Сначала она хотела взять препятствие штурмом, отчаянно, в открытую. Помню, как вчетвером — она, Митя, Костя Богатырев и я — совещались в какой-то беседке на территории Дома творчества и мать в истерике кричала Косте, что он трус, ничтожество, боится отнести на дачу Б.Л. ее письмо. Она решилась написать жившей там в то время Н. Табидзе, умоляя ее сообщать нам обо всем происходящем и разрешить разделить некоторые хлопоты и заботы о Б.Л. Бедная мама, не зная, как уговорить Табидзе, упомянула в своем письме, что может достать любые иностранные лекарства. (Через три месяца я прочла на Лубянке показания Н. Табидзе, где среди разной нелепой клеветы на мать — и даже на меня — фигурировало и следующее: «Ивинская пыталась проникнуть к умирающему Пастернаку, для чего написала мне письмо, на которое я не ответила, для того, чтобы получить нужные ей завещательные распоряжения.

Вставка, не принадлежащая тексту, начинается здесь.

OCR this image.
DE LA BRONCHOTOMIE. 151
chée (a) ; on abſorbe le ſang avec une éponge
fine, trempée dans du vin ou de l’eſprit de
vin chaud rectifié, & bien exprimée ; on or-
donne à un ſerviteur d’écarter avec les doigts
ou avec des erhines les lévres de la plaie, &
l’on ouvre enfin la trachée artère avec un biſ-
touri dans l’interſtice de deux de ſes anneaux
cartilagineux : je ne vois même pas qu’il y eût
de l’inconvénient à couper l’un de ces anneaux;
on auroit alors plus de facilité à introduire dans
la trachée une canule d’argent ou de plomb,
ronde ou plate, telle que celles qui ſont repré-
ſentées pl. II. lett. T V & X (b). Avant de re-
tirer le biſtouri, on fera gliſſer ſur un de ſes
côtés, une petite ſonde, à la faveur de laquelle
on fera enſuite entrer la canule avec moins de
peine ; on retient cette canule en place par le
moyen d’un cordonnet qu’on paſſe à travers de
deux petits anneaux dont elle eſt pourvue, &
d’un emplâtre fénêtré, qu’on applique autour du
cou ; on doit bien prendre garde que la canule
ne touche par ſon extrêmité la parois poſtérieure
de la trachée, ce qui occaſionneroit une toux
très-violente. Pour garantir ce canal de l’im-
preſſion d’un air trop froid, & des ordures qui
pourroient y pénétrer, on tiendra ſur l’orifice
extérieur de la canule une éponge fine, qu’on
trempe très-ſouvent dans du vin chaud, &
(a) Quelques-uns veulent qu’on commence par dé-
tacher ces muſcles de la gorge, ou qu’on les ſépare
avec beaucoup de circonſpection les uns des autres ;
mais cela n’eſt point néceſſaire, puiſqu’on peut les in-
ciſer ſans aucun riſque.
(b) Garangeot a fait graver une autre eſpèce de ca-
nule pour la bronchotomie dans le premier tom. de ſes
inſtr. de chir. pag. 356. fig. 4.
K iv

В письме она также говорила о своих связях с иностранцами…» Как я понимаю маму, которая, когда мы встретились с ней после суда в заквагоне, темпераментно шептала: «Сейчас бы вытащила его из могилы и ткнула в этот документик! Чтоб не целовался со своей Ниночкой!»)
Костя идти не захотел. Письмо понес Митя. Он вернулся очень скоро. Табидзе прочитала письмо и сказала, что ответа не будет. Тогда, отказавшись от штурма, решили прибегнуть к «цепочке». Многие, особенно женщины, помогали нам очень охотно.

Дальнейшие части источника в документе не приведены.